Another party food enjoyed in Shakespeare’s England was the infamous marchpane, made from almonds, and usually mixed with pine nuts and rose water. Marchpane was often moulded into a large cake, and served as a centrepiece at a fancy banquet. It could be decorated with caraway seeds, sculpted figures, and even gold leaf.

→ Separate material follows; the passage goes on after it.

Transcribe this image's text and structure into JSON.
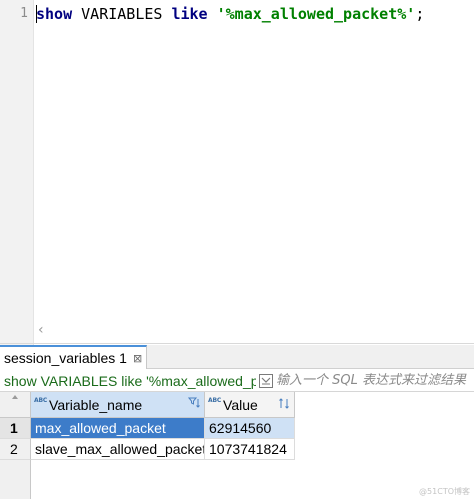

‘In 1561-2, just before Shakespeare was born, Queen Elizabeth I received three presents of marchpane. One, made by George Webster, her master cook, took the form of a chessboard (alternate squares perhaps being gilded); a second, from Richard Hickes, Yeoman of the Chamber, was ‘made like a tower, with men and sundry artillery in it’; a third, from John Revell, Surveyor of the Works, was a replica of the old St Paul’s church.’

The Shakespeare Cookbook

 © JW. San Gimignano: Panforte (Flickr)

In addition to dessert recipes, there are many recipes for meat, fish, and poultry. One which caught my eye was roast mallard. According to the authors, most of us eat mallard when we eat duck, something which I admit took me by surprise, since I hadn’t equated Duck A’L'Orange with Duck A L’Pond. Here is one of the original recipes for roast duck reproduced in The Shakespeare Cookbook:

To Boyle A Mallard With Onions:

Take a mallard, roast him half enough, and save the dripping, then put him into a fair pot, and his gravy with him, and put into his belly six or seven whole onions, and a spoonful of whole pepper, and as much abroad in your pot, put to it as much mutton broth or beef broth as will cover the mallard, and half a dish of sweet butter, two spoonfuls of verjuce, and let them boil the space of an hour. Then put in some salt, and take off the pot, and lay the mallard upon sops, and the onions about him,and pour the uppermost of the broth upon them

The Shakespeare Cookbook

In addition to food, The Shakespeare Cookbook also provides recipes for Metheglin, a Welsh mead made with spices, and a very popular drink at the time, since it was tasty and reputed to have health properties. And posset, a drink made from milk curdled by the addition of wine or ale. The modern recipe in the book is a non-alcoholic version involving lemons.

Andrew and Maureen Dalby have done a wonderful job with this book. It’s informative, well-researched, beautifully illustrated, and a great read. In addition to the recipes, it contains a wealth of food history pertaining to the period, and lovely notes on original ingredients. The authors state in their introduction that their aim is to give readers the opportunity to ‘taste the same flavours that Shakespeare’s audiences tasted’. And that, I think, is where this book stands out. By following the modern equivalent of original early modern recipes, The Shakespeare Cookbook enables us to get closer to the real flavours of Shakespeare’s England. Not only would I recommend this book, I’m actually going to try some of the recipes. It is a lovely addition to early modern food history, and a neat addition to the historian’s bookshelf.